The Railways is likely to soon have an extra reserved coach for women and differently-abled passengers in its premier sections of trains like Rajdhani, Duronto and Shatabdi.
Railway authorities have planned to have an upgraded power car for these trains which have coaches manufactured by a German company, Link Hofmann Bosch or LHB.
Currently, LHB trains have two coaches which power the air-conditioning unit and electric supply of the entire train. The upgraded power car will require only one coach instead of two. It will, therefore, free up the other which will be reserved for women and for the physically challenged, said railway authorities. An official said that if the new non-AC coach is attached to a fully air-conditioned train, the fare for it will be lesser.
All Rajdhani, Duronto and Shatabdi trains currently run on LHB trains. The reason that the LHB coaches have two power cars is that if one fails, the other serves as a back-up. In the upgraded system, the train will have one one power coach while the back-up system will be fitted in the “underslung”, said a railway official. That is the part beneath the footboard of the train.

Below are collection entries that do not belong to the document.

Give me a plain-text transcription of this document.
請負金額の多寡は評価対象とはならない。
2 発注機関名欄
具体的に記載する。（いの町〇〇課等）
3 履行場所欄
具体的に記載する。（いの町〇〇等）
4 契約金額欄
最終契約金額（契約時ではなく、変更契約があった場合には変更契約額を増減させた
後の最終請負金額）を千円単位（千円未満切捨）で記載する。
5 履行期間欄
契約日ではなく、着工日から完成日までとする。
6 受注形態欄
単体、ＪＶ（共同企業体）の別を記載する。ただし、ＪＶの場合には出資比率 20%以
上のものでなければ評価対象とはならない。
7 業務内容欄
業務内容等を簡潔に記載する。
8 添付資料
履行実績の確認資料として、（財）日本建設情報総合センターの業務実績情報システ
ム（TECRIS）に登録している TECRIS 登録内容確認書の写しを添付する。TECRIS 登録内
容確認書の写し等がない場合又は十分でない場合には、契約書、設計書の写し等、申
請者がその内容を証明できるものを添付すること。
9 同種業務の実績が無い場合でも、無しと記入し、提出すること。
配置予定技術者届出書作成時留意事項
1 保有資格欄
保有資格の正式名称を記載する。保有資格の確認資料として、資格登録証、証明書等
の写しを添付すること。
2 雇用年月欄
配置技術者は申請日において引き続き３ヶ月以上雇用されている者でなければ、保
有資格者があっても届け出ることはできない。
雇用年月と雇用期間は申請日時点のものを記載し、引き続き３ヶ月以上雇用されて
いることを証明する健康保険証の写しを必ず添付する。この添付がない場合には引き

A senior railway official said that the Integral Coach Factory, which now manufactures trains for the railways, has made two prototypes of trains with the power car with all the equipment in the underslung. Trains for the Indian Railwaysare made by LBH and by the Integral Coach Factory in Chennai. Trains made by the former company can accommodate 72 passengers while those made by the latter can carry 64.
Railway minister Piyush Goyal had announced in the Parliament in January this year that the government would replace conventional coaches with modern LHB coaches. Atul Desai, president of the Fellowship of the Physically Handicapped, lauded the move. “It will be worth it only if all facilities are conducive to the handicapped and the wheelchair-bound,” said Desai.
“There’s nothing new in this unless they make it disabled-friendly vis-à-vis the toilet and seating arrangement,” said Nilesh Singit, a disability activist. “Also, they should offer some concession on fare. If not, I may as well travel by plane,” Singit added.